New model helps reduce cost of flooding on railways
Flooding is a major contributor to rail delays with huge cost implications. 2012/13 was the second wettest year in the UK national record and resulted in significant disruption to rail services and infrastructure. Some £136 million in compensation was paid to train operators in consideration of unplanned delays and cancellations in that year.

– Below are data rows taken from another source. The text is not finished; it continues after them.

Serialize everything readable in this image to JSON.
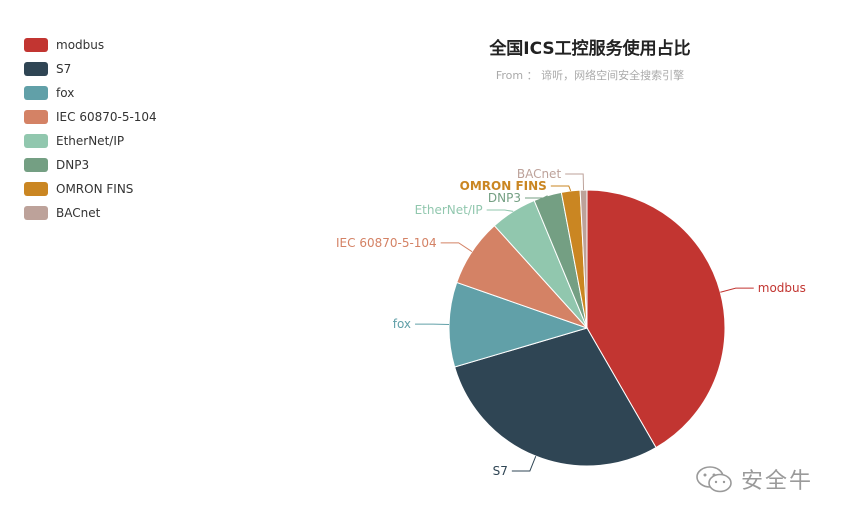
{
  "chart_data": {
    "type": "pie",
    "title": "全国ICS工控服务使用占比",
    "subtitle": "From ： 谛听，网络空间安全搜索引擎",
    "legend_position": "top-left",
    "slices": [
      {
        "name": "modbus",
        "value": 42.0,
        "color": "#c23531"
      },
      {
        "name": "S7",
        "value": 29.0,
        "color": "#2f4554"
      },
      {
        "name": "fox",
        "value": 10.0,
        "color": "#61a0a8"
      },
      {
        "name": "IEC 60870-5-104",
        "value": 8.0,
        "color": "#d48265"
      },
      {
        "name": "EtherNet/IP",
        "value": 5.5,
        "color": "#91c7ae"
      },
      {
        "name": "DNP3",
        "value": 3.3,
        "color": "#749f83"
      },
      {
        "name": "OMRON FINS",
        "value": 2.2,
        "color": "#ca8622"
      },
      {
        "name": "BACnet",
        "value": 0.8,
        "color": "#bda29a"
      }
    ]
  },
  "watermark": {
    "text": "安全牛",
    "icon": "wechat-icon"
  }
}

Using information on previous flooding events provided by Network Rail, who commissioned the research, combined with data on environmental factors such as meteorology, soil hydrology, land use and surface water run-off, the team were able to develop a flood risk model that enables Network Rail to predict more accurately potential risk areas in the future.
The model uses an analytical technique called CART, or 'Classification and Regression Tree', to collate the different model inputs. A web portal and 3D visualisation system was further developed for Network Rail engineers to draw on all of the model outputs, and allow access to flood risk profiles, flooding alerts and other data.
Jon Drea, Head of Analysis and Reporting at Network Rail said: "The extreme weather we faced earlier in the year presented significant challenges in trying to keep trains running. We worked with Cranfield students to develop ways in which we could turn information about our assets into valuable intelligence that would allow front line staff to understand the risk of flooding across the network. I was really impressed with the level of knowledge the students brought to the project. I was equally impressed with their drive and determination to deliver an excellent project to me as their client."
Dr Stephen Hallett, who led the project for Cranfield University, said: "This project has provided Network Rail with a powerful methodology for undertaking integrated flood risk assessment, which could now potentially be extended to other parts of the network beyond the case study areas, as well as to other types of incident (for example, landslips or embankment failures). Overall, the techniques and tools developed during this project could contribute usefully to managing the rail network and related national critical infrastructure."